North Korea claims it fired a new type of ballistic missile Monday, demonstrating its ability to carry out a highly accurate strike.
Experts, however, have expressed skepticism, noting there is no way to independently verify the test results.
The warhead atop the test missile fell just 23 feet (seven meters) from its target point, according to a statement from Pyongyang's state-run Korean Central News Agency.
The KCNA report did not give a distance the missile covered, but Japanese and South Korean monitors said it flew 248 miles (400 kilometers) over the Sea of Japan/East Sea from a launch point on Wonsan, on North Korea's east coast.
KCNA said Monday's test proved its ability to launch and guide a warhead equipped "with control wings." Such a warhead, also known as a "maneuverable re-entry vehicle," enables it tomake corrections in midflight for greater accuracy.

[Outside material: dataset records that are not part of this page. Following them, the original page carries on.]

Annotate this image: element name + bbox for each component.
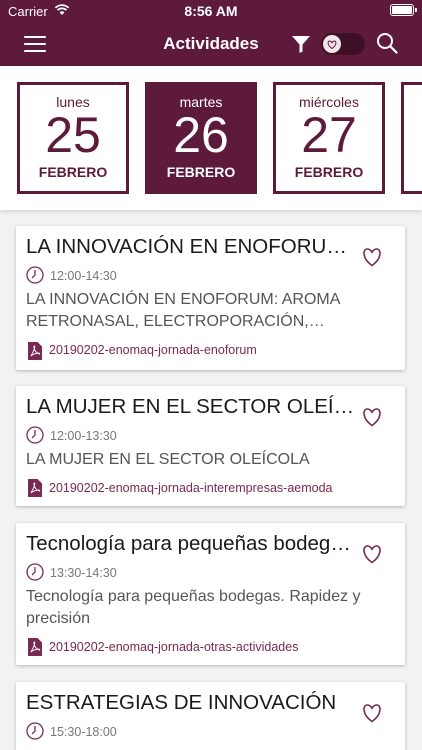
day-card-monday[interactable]: lunes 25 FEBRERO [17,82,129,194]
day-month: FEBRERO [38,164,108,180]
pdf-icon [28,342,42,360]
event-title: ESTRATEGIAS DE INNOVACIÓN [26,691,337,714]
day-card-tuesday[interactable]: martes 26 FEBRERO [145,82,257,194]
day-card-wednesday[interactable]: miércoles 27 FEBRERO [273,82,385,194]
event-time: 15:30-18:00 [50,725,117,739]
clock-icon [26,426,44,444]
clock-icon [26,563,44,581]
pdf-icon [28,638,42,656]
day-number: 27 [301,107,357,163]
event-card[interactable]: LA INNOVACIÓN EN ENOFORUM: AROMA RETRONA… [16,226,405,370]
heart-outline-icon[interactable] [361,247,383,267]
heart-outline-icon[interactable] [361,544,383,564]
heart-outline-icon[interactable] [361,407,383,427]
event-description: LA MUJER EN EL SECTOR OLEÍCOLA [26,451,310,468]
day-month: FEBRERO [166,164,236,180]
event-card[interactable]: LA MUJER EN EL SECTOR OLEÍCOLA 12:00-13:… [16,386,405,506]
heart-toggle-icon [327,40,337,50]
event-file-link[interactable]: 20190202-enomaq-jornada-otras-actividade… [49,640,298,654]
event-title: Tecnología para pequeñas bodegas. Rapide… [26,532,356,555]
toggle-knob [323,35,341,53]
event-card[interactable]: ESTRATEGIAS DE INNOVACIÓN 15:30-18:00 [16,682,405,750]
day-number: 25 [45,107,101,163]
clock-icon [26,722,44,740]
day-number: 26 [173,107,229,163]
battery-icon [390,4,417,16]
heart-outline-icon[interactable] [361,703,383,723]
day-card-next[interactable] [401,82,422,194]
status-time: 8:56 AM [184,3,238,19]
event-time: 12:00-13:30 [50,429,117,443]
event-title: LA MUJER EN EL SECTOR OLEÍCOLA [26,395,356,418]
pdf-icon [28,479,42,497]
event-file-link[interactable]: 20190202-enomaq-jornada-enoforum [49,343,257,357]
event-time: 13:30-14:30 [50,566,117,580]
clock-icon [26,266,44,284]
event-time: 12:00-14:30 [50,269,117,283]
cocktail-filter-icon[interactable] [290,33,312,55]
event-file-link[interactable]: 20190202-enomaq-jornada-interempresas-ae… [49,481,333,495]
search-icon[interactable] [376,32,398,54]
app-header: Carrier 8:56 AM Actividades [0,0,422,66]
day-month: FEBRERO [294,164,364,180]
navigation-bar: Actividades [0,22,422,66]
favorites-toggle[interactable] [321,33,365,55]
hamburger-menu-icon[interactable] [24,36,46,52]
status-bar: Carrier 8:56 AM [0,0,422,22]
date-selector: lunes 25 FEBRERO martes 26 FEBRERO miérc… [0,66,422,210]
event-description: Tecnología para pequeñas bodegas. Rapide… [26,588,361,627]
event-title: LA INNOVACIÓN EN ENOFORUM: AROMA RETRONA… [26,235,356,258]
event-description: LA INNOVACIÓN EN ENOFORUM: AROMA RETRONA… [26,291,340,330]
event-card[interactable]: Tecnología para pequeñas bodegas. Rapide… [16,523,405,665]
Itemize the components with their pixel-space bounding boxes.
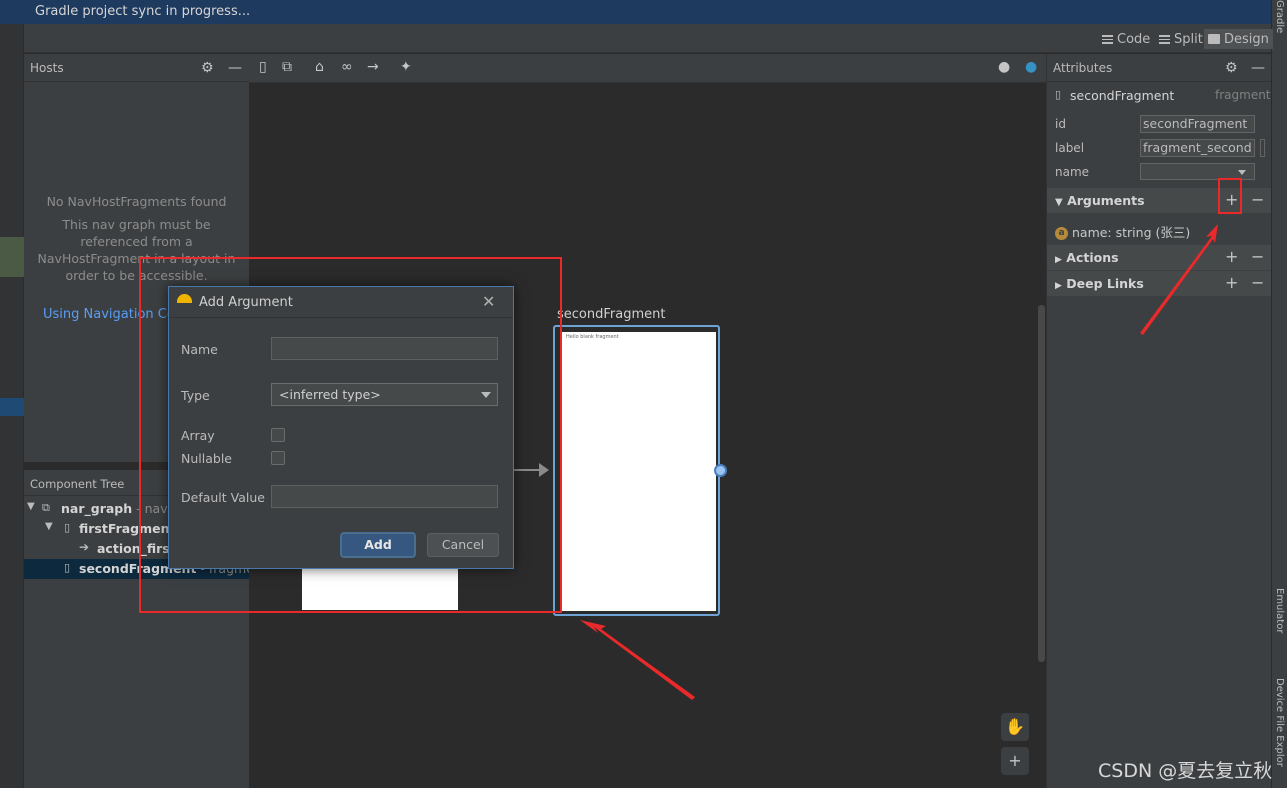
component-type: fragment: [1215, 88, 1271, 102]
sync-status-bar: Gradle project sync in progress...: [0, 0, 1287, 24]
preview-text: Hello blank fragment: [566, 334, 619, 340]
collapse-arrow-icon: ▼: [1055, 197, 1063, 208]
code-mode-button[interactable]: Code: [1098, 29, 1154, 49]
label-label: label: [1055, 141, 1085, 155]
expand-arrow-icon[interactable]: ▼: [27, 501, 35, 512]
gradle-tool-tab[interactable]: Gradle: [1274, 0, 1285, 33]
design-icon: [1208, 34, 1220, 44]
no-hosts-title: No NavHostFragments found: [46, 194, 227, 209]
fragment-icon: ▯: [64, 561, 71, 574]
split-icon: [1159, 34, 1170, 44]
attributes-panel: Attributes ⚙ — ▯ secondFragment fragment…: [1046, 54, 1271, 788]
expand-arrow-icon: ▶: [1055, 281, 1062, 291]
argument-type-badge: a: [1055, 227, 1068, 240]
fragment-icon: ▯: [1055, 88, 1062, 101]
argument-label: name: string (张三): [1071, 225, 1191, 240]
split-mode-button[interactable]: Split: [1155, 29, 1207, 49]
name-label: name: [1055, 165, 1090, 179]
arrow-right-icon[interactable]: →: [367, 59, 379, 75]
canvas-vertical-scrollbar[interactable]: [1038, 305, 1045, 662]
view-mode-bar: Code Split Design: [24, 24, 1273, 53]
zoom-in-button[interactable]: +: [1001, 747, 1029, 775]
annotation-red-box-add: [1218, 178, 1242, 214]
right-tool-strip: Gradle Emulator Device File Explor: [1271, 0, 1287, 788]
split-mode-label: Split: [1174, 31, 1203, 47]
component-tree-title: Component Tree: [30, 477, 125, 491]
remove-action-icon[interactable]: −: [1251, 247, 1264, 266]
label-browse-button[interactable]: [1260, 139, 1265, 157]
add-action-icon[interactable]: +: [1225, 247, 1238, 266]
remove-deep-link-icon[interactable]: −: [1251, 273, 1264, 292]
remove-argument-icon[interactable]: −: [1251, 190, 1264, 209]
fragment-icon: ▯: [64, 521, 71, 534]
new-destination-icon[interactable]: ▯: [259, 59, 267, 75]
argument-item[interactable]: a name: string (张三): [1055, 222, 1190, 241]
deep-links-section[interactable]: ▶ Deep Links + −: [1047, 271, 1271, 296]
deep-links-title: Deep Links: [1066, 276, 1144, 291]
expand-arrow-icon: ▶: [1055, 255, 1062, 265]
gear-icon[interactable]: ⚙: [1225, 60, 1238, 76]
help-icon[interactable]: ●: [1025, 59, 1037, 75]
design-toolbar: ▯ ⧉ ⌂ ∞ → ✦ ● ●: [249, 54, 1046, 83]
component-name: secondFragment: [1070, 88, 1175, 103]
left-strip-selected-tab[interactable]: [0, 398, 24, 416]
add-deep-link-icon[interactable]: +: [1225, 273, 1238, 292]
pan-tool-button[interactable]: ✋: [1001, 713, 1029, 741]
hosts-header: Hosts ⚙ —: [24, 54, 249, 82]
id-label: id: [1055, 117, 1066, 131]
second-fragment-label: secondFragment: [557, 307, 666, 322]
nav-graph-icon: ⧉: [42, 501, 50, 514]
warning-icon[interactable]: ●: [998, 59, 1010, 75]
chevron-down-icon: [1238, 170, 1246, 175]
arguments-title: Arguments: [1067, 193, 1145, 208]
code-icon: [1102, 34, 1113, 44]
left-strip-active-tab[interactable]: [0, 237, 24, 277]
second-fragment-node[interactable]: Hello blank fragment: [553, 325, 720, 616]
minimize-icon[interactable]: —: [1251, 60, 1265, 76]
gear-icon[interactable]: ⚙: [201, 60, 214, 76]
second-fragment-preview: Hello blank fragment: [562, 332, 716, 611]
tree-row-label: nar_graph: [61, 501, 133, 516]
link-icon[interactable]: ∞: [341, 59, 353, 75]
annotation-red-box-dialog: [139, 257, 562, 613]
no-hosts-line2: referenced from a: [80, 234, 193, 249]
expand-arrow-icon[interactable]: ▼: [45, 521, 53, 532]
design-mode-label: Design: [1224, 31, 1269, 47]
emulator-tool-tab[interactable]: Emulator: [1274, 588, 1285, 633]
hand-icon: ✋: [1005, 717, 1025, 736]
action-drag-handle[interactable]: [714, 464, 727, 477]
attributes-header: Attributes ⚙ —: [1047, 54, 1271, 82]
device-file-explorer-tab[interactable]: Device File Explor: [1274, 678, 1285, 767]
minimize-icon[interactable]: —: [228, 60, 242, 76]
design-mode-button[interactable]: Design: [1204, 29, 1273, 49]
actions-section[interactable]: ▶ Actions + −: [1047, 245, 1271, 270]
no-hosts-line1: This nav graph must be: [62, 217, 211, 232]
label-field[interactable]: fragment_second: [1140, 139, 1255, 157]
home-icon[interactable]: ⌂: [315, 59, 324, 75]
id-field[interactable]: secondFragment: [1140, 115, 1255, 133]
actions-title: Actions: [1066, 250, 1119, 265]
attributes-title: Attributes: [1053, 61, 1113, 75]
hosts-title: Hosts: [30, 61, 64, 75]
action-arrow-icon: ➔: [79, 540, 90, 554]
plus-icon: +: [1008, 751, 1022, 770]
code-mode-label: Code: [1117, 31, 1151, 47]
sync-status-text: Gradle project sync in progress...: [35, 4, 251, 19]
nested-graph-icon[interactable]: ⧉: [282, 59, 292, 75]
csdn-watermark: CSDN @夏去复立秋: [1098, 760, 1273, 782]
auto-arrange-icon[interactable]: ✦: [400, 59, 412, 75]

North Korea also claimed to have fired Monday's rocket from a new tracked, self- propeled vehicle, which, if true, would give Pyongyang the ability to launch missiles far quicker than compared to its previous systems.
The new missile and launch system were first displayed at a military parade in Pyongyang in April, KCNA said.
Bruce Bennett, senior international defense researcher at the Rand Corp, a California-based global policy think tank, expressed doubts about North Korea's claims of success.
Several experts say the missile tested Monday was also fired two or three times in a string of four unsuccessful tests during March and April, Bennett told CNN.
"My first inclination is to assume that the North Korean missile was not very accurate. After all,
Kim Jong Un was anxious to sustain a pattern of missile test successes after so many failures from late March through April," he said.